Rachel makes a killer prawn pasta (which I love) and will whip up a Bicol Express or make Sinagang with a moment’s notice. We now have spices I can’t pronounce and a couple of cupboards filled with cooking pans.
Living in Japan exposed her to all kinds of ways of cooking fish, seafood and Ramen noodles. Thai and Vietnamese food opened up other new worlds. When we travel we go to lots of restaurants. The jigsaw puzzles went in the closet. Now Rachel spends a lot of time “Researching.”
My son tells me there’s a guy who has a Facebook page that only has photos of people “taking photos” of their food. I laughed at that. So if I’m boring you with Happy Land Facebook-type photos, you know… ” Here we are happy happy eating with our friends…here we are happy happy eating with my mom; here we are happy happy eating with Adolf Hitler.” I apologize. Facebook is sort of like that. No one is ever depressed on Facebook, except for stories about other people. I’m digressing…

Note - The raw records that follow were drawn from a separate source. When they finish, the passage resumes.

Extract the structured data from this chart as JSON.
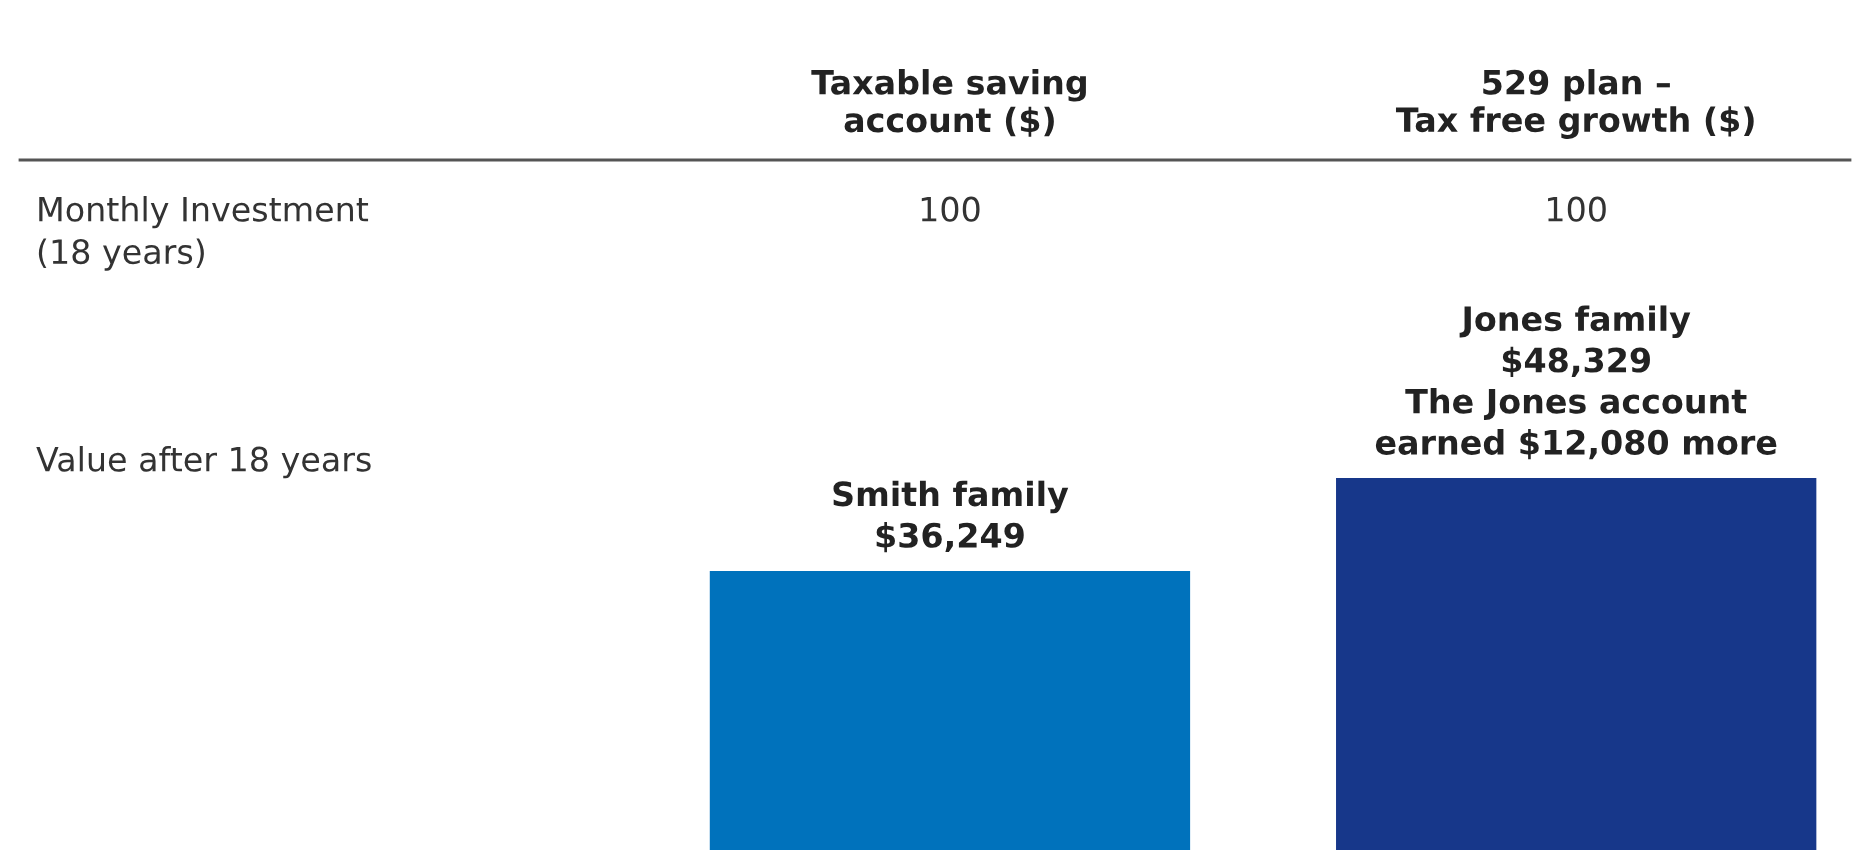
{
  "chart_data": {
    "type": "bar",
    "categories": [
      "Taxable saving\naccount ($)",
      "529 plan –\nTax free growth ($)"
    ],
    "values": [
      36249,
      48329
    ],
    "colors": [
      "#0072bc",
      "#17378a"
    ],
    "value_labels": [
      "Smith family\n$36,249",
      "Jones family\n$48,329\nThe Jones account\nearned $12,080 more"
    ],
    "annotations": [
      "Monthly Investment\n(18 years)",
      "100",
      "100",
      "Value after 18 years"
    ],
    "grid": false,
    "legend": false
  }
}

After Japan we spent a year in Europe: we were mostly in Vienna but traveled to Greece, Italy, Spain, Morocco, Slovakia, Hungary, The Czech Republic and France. Rachel’s eyes kept getting bigger. We went to markets.
She started making salads and putting little pieces of parsley on top of my food. We bought some nice silverware and plates and started using different forks. More often than not, there’s a tablecloth on the table. “Presentation,” she tells me. “It’s key!” And, she’s brought it all home with her to Cebu. Her family doesn’t like any of this food. They don’t understand “salad” and for them, it’s pretty much rice and some dried fish. I can see the disappointment in Rachel’s eyes, when she tries to get them to taste something she’s cooked, but she’ll keep trying; she doesn’t give up easily and she’s experimenting with her own takes on Filipino-based foods, ham and cheese lumpia for example, which her brother-in-law says he loves.
Cooking Schools, you know, schools of “Culinary Arts” are really expensive. We checked. But we did find one here in Cebu City, The MOST Institute that has weekend only classes and though it’s not cheap, it’s very reasonable compared to the other cooking schools. There are campuses in Quezon City and Pampanga too. So now Rachel takes Culinary Arts on Saturdays and Baking and Pastries on Sundays. The 6-month courses earn Tesda 2 certificates, which is also good in case you want to work in the cooking world. Rachel is reading a lot and watching even more videos and the house always smells different. The other students have elected her “president” which puts her in charge or organizing ingredients for cooking assignments and other communication matters.
On any given day, she has two or three new “Cooking Friends” over to work on projects. They keep saying, “Hey Robert…come over here and taste this,” so I am the beneficiary of much of it. But I really have to watch it. The calories I mean.
It’s good for my wife. Newfound friends, new interests, and ways to expand her universe, and so I am all for it. I am proud of her and her Waray Warrior ways. And, to the degree I can afford it, the ways she embraces swallows and jumps into her new interests.
This evening though, as we walked through Ayala Mall back to the car with three or four bags of new ingredients, Rachel stopped in front of a new store’s window.
“Hey look at these shoes. They’re really cute?”